Just think how much better conferences would be if the format allowed for a truly dynamic interchange with the audience? So that the “speaker” was really just a facilitator and dissenting views were given a hearing. Of course, the audience will never be as well prepared as the presenter, but that doesn’t mean you should IGNORE THEM. OK, off that soapbox now.
Here was the other thing that struck me as perplexing….Polling during an education session. I am referring specifically to the process of requesting that attendees text an answer to a survey question multiple times during a session. What ever happen to the value of just asking people to “Raise your hands if….?” Not only does a show of hands give you an immediate answer, but it gives participants an excuse to stretch, which should not be undervalued. Sitting in a room watching a bunch of other people type into their mobile devices while you wait for an answer to appear on a screen feels like…..a lecture hall. It was less annoying when the presenter continued to deliver meaningful content while waiting for the results.

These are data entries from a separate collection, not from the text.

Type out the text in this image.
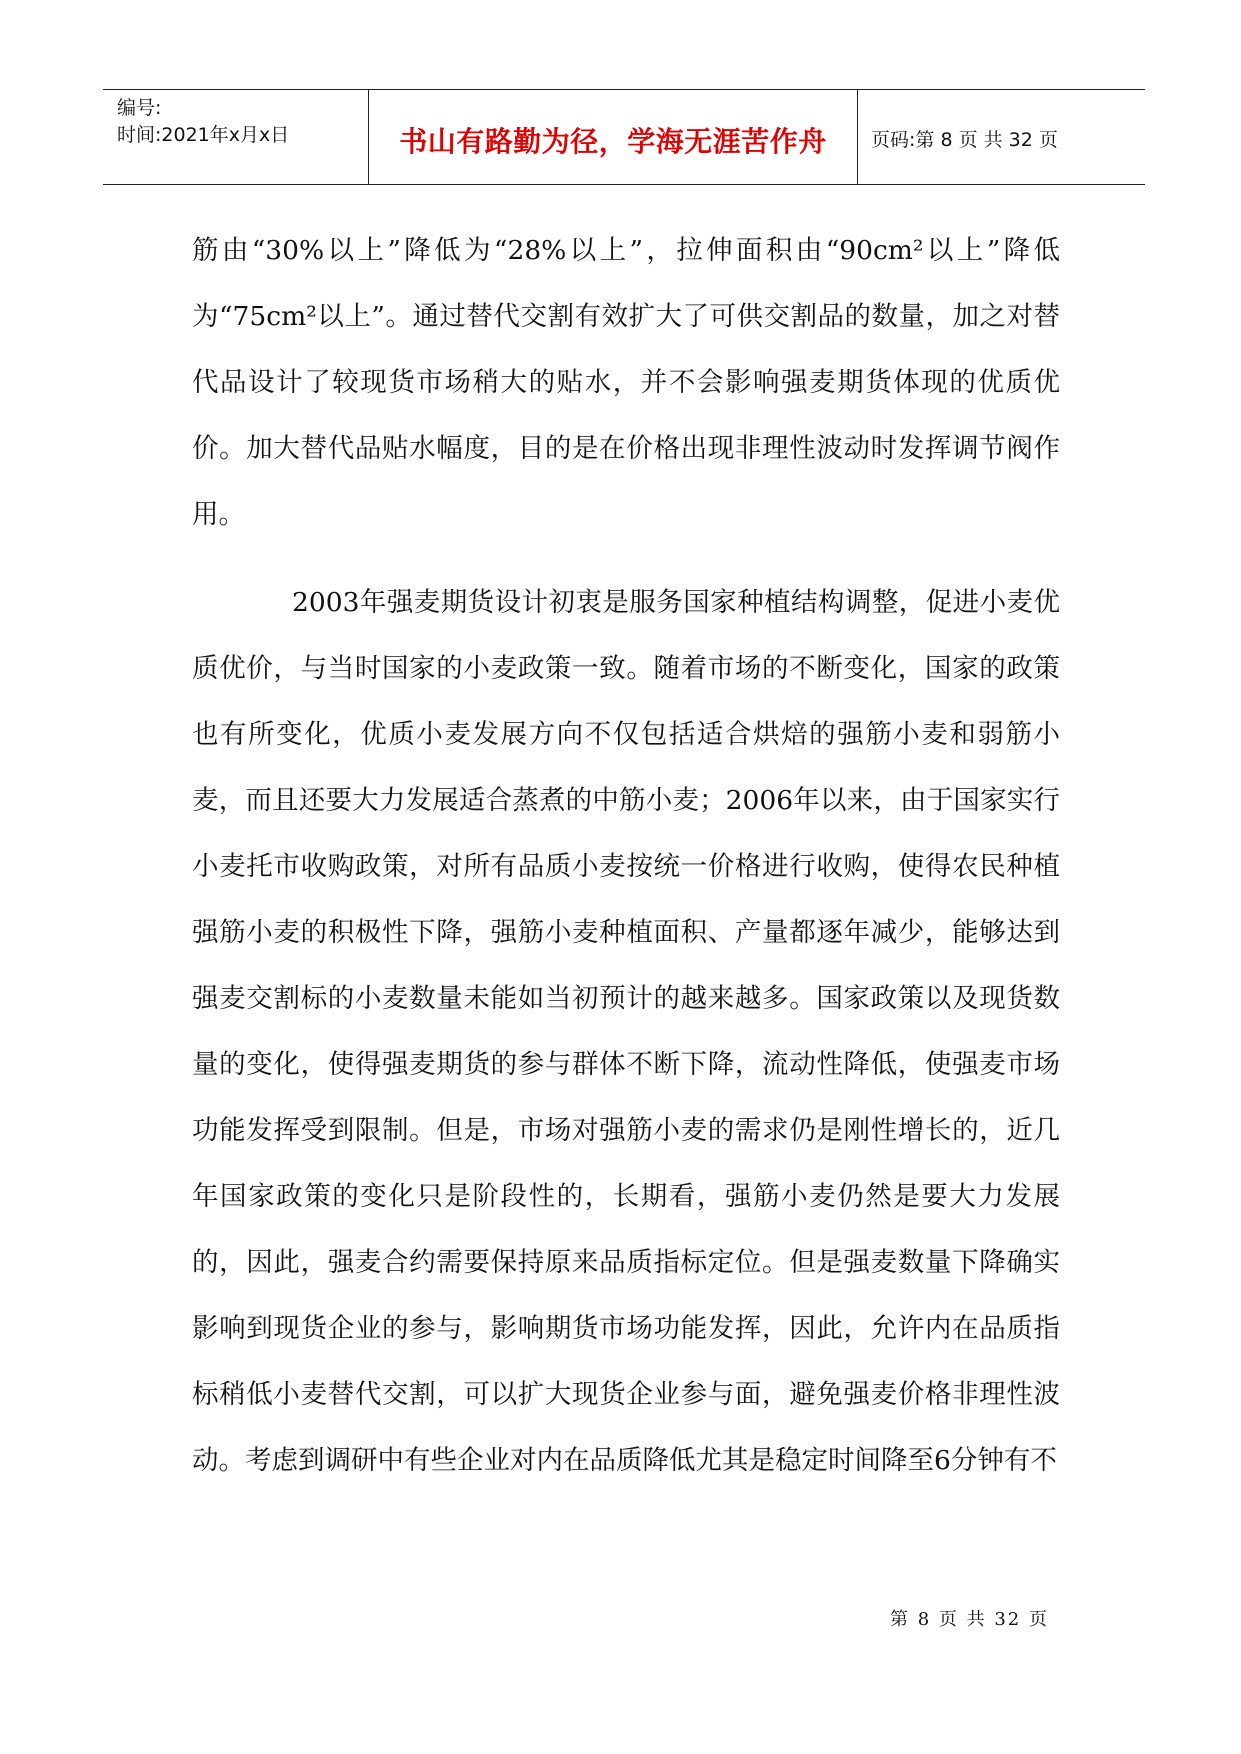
编号:
时间:2021年x月x日	书山有路勤为径，学海无涯苦作舟	页码:第 8 页 共 32 页

筋由“30%以上”降低为“28%以上”，拉伸面积由“90cm²以上”降低为“75cm²以上”。通过替代交割有效扩大了可供交割品的数量，加之对替代品设计了较现货市场稍大的贴水，并不会影响强麦期货体现的优质优价。加大替代品贴水幅度，目的是在价格出现非理性波动时发挥调节阀作用。

2003年强麦期货设计初衷是服务国家种植结构调整，促进小麦优质优价，与当时国家的小麦政策一致。随着市场的不断变化，国家的政策也有所变化，优质小麦发展方向不仅包括适合烘焙的强筋小麦和弱筋小麦，而且还要大力发展适合蒸煮的中筋小麦；2006年以来，由于国家实行小麦托市收购政策，对所有品质小麦按统一价格进行收购，使得农民种植强筋小麦的积极性下降，强筋小麦种植面积、产量都逐年减少，能够达到强麦交割标的小麦数量未能如当初预计的越来越多。国家政策以及现货数量的变化，使得强麦期货的参与群体不断下降，流动性降低，使强麦市场功能发挥受到限制。但是，市场对强筋小麦的需求仍是刚性增长的，近几年国家政策的变化只是阶段性的，长期看，强筋小麦仍然是要大力发展的，因此，强麦合约需要保持原来品质指标定位。但是强麦数量下降确实影响到现货企业的参与，影响期货市场功能发挥，因此，允许内在品质指标稍低小麦替代交割，可以扩大现货企业参与面，避免强麦价格非理性波动。考虑到调研中有些企业对内在品质降低尤其是稳定时间降至6分钟有不

第 8 页 共 32 页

If session polls were used to actually change the direction of the subsequent material, I could see that as being worthwhile, but, again, why not just ask people to raise their hands/nod their heads? I mean, if one of my options in an education session poll was “Replace speaker with someone more interesting,” I could see the value. NOT THAT ANY session I attended at either event wasn’t absolutely fascinating. I’m remembering OTHER conferences, of course.
What about you? What makes for a good conference for you? What are your conference pet peeves?